Se não tem vergonha da medicina do seu país, tenha pelo menos do seu povo! A senhora nasceu aqui e a primeira pessoa que lhe viu foi provavelmente um médico do Brasil. Provavelmente vai ser algum colega, intensivista como eu sou hoje, quem vai estar ao seu lado no último momento e mesmo assim a senhora quer chamar médicos cubanos para enganar nossa gente pobre e doente a ponto de garantir sua reeleição? 

Quem lhe deu esse conselho, presidente Dilma? Identifique por favor, um por um, os médicos que lhe cercam e sugeriram semelhante ideia! A senhora e eu já conhecemos alguns, né?  Vamos apresentar os demais ao Conselho Federal de Medicina, ou não?
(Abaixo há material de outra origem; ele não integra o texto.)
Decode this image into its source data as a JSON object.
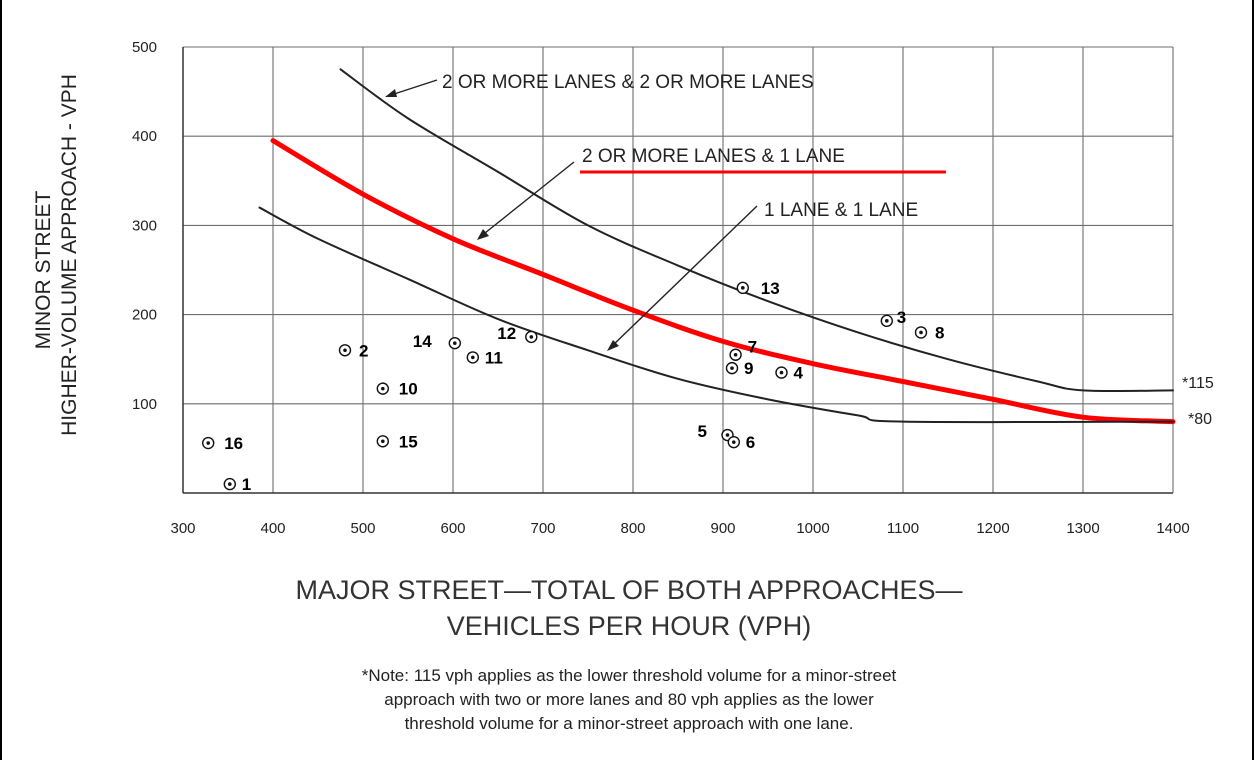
{
  "chart_data": {
    "type": "line",
    "ylabel_lines": [
      "MINOR STREET",
      "HIGHER-VOLUME APPROACH - VPH"
    ],
    "xlabel_lines": [
      "MAJOR STREET—TOTAL OF BOTH APPROACHES—",
      "VEHICLES PER HOUR (VPH)"
    ],
    "xlim": [
      300,
      1400
    ],
    "ylim": [
      0,
      500
    ],
    "x_ticks": [
      "300",
      "400",
      "500",
      "600",
      "700",
      "800",
      "900",
      "1000",
      "1100",
      "1200",
      "1300",
      "1400"
    ],
    "y_ticks": [
      "100",
      "200",
      "300",
      "400",
      "500"
    ],
    "grid": true,
    "series": [
      {
        "name": "2 OR MORE LANES & 2 OR MORE LANES",
        "color": "#222222",
        "x": [
          475,
          550,
          650,
          750,
          850,
          950,
          1050,
          1150,
          1250,
          1300,
          1400
        ],
        "y": [
          475,
          420,
          360,
          300,
          255,
          215,
          180,
          150,
          125,
          115,
          115
        ]
      },
      {
        "name": "2 OR MORE LANES & 1 LANE",
        "color": "#ff0000",
        "x": [
          400,
          500,
          600,
          700,
          800,
          900,
          1000,
          1100,
          1200,
          1300,
          1400
        ],
        "y": [
          395,
          335,
          285,
          245,
          205,
          170,
          145,
          125,
          105,
          85,
          80
        ]
      },
      {
        "name": "1 LANE & 1 LANE",
        "color": "#222222",
        "x": [
          385,
          450,
          550,
          650,
          750,
          850,
          950,
          1050,
          1100,
          1400
        ],
        "y": [
          320,
          285,
          240,
          195,
          160,
          128,
          105,
          87,
          80,
          80
        ]
      }
    ],
    "points": [
      {
        "label": "1",
        "x": 352,
        "y": 10
      },
      {
        "label": "2",
        "x": 480,
        "y": 160
      },
      {
        "label": "3",
        "x": 1082,
        "y": 193
      },
      {
        "label": "4",
        "x": 965,
        "y": 135
      },
      {
        "label": "5",
        "x": 905,
        "y": 65
      },
      {
        "label": "6",
        "x": 912,
        "y": 57
      },
      {
        "label": "7",
        "x": 914,
        "y": 155
      },
      {
        "label": "8",
        "x": 1120,
        "y": 180
      },
      {
        "label": "9",
        "x": 910,
        "y": 140
      },
      {
        "label": "10",
        "x": 522,
        "y": 117
      },
      {
        "label": "11",
        "x": 622,
        "y": 152
      },
      {
        "label": "12",
        "x": 687,
        "y": 175
      },
      {
        "label": "13",
        "x": 922,
        "y": 230
      },
      {
        "label": "14",
        "x": 602,
        "y": 168
      },
      {
        "label": "15",
        "x": 522,
        "y": 58
      },
      {
        "label": "16",
        "x": 328,
        "y": 56
      }
    ],
    "threshold_labels": [
      "*115",
      "*80"
    ],
    "note_lines": [
      "*Note: 115 vph applies as the lower threshold volume for a minor-street",
      "approach with two or more lanes and 80 vph applies as the lower",
      "threshold volume for a minor-street approach with one lane."
    ]
  }
}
Presidente Dilma, até bandidos e prostitutas se ofendem quando tem seu território e ganha pão ameaçados. Nós somos médicos, nós salvamos vidas e não vamos permitir que uma profissão cuja origem se perde no tempo seja levada ao fundo do poço por um partido como o da senhora com o argumento de que estamos sendo corporativistas e o Brasil está sem médicos.

Deus lhe proteja na batalha que vai enfrentar conosco, presidente. Se a senhora for ferida vai precisar ser atendida por um médico – e eu duvido muito que ele fale português..

Porto Alegre, 2 de julho de 2013

Milton Simon Pires é Médico - CREMERS 20958.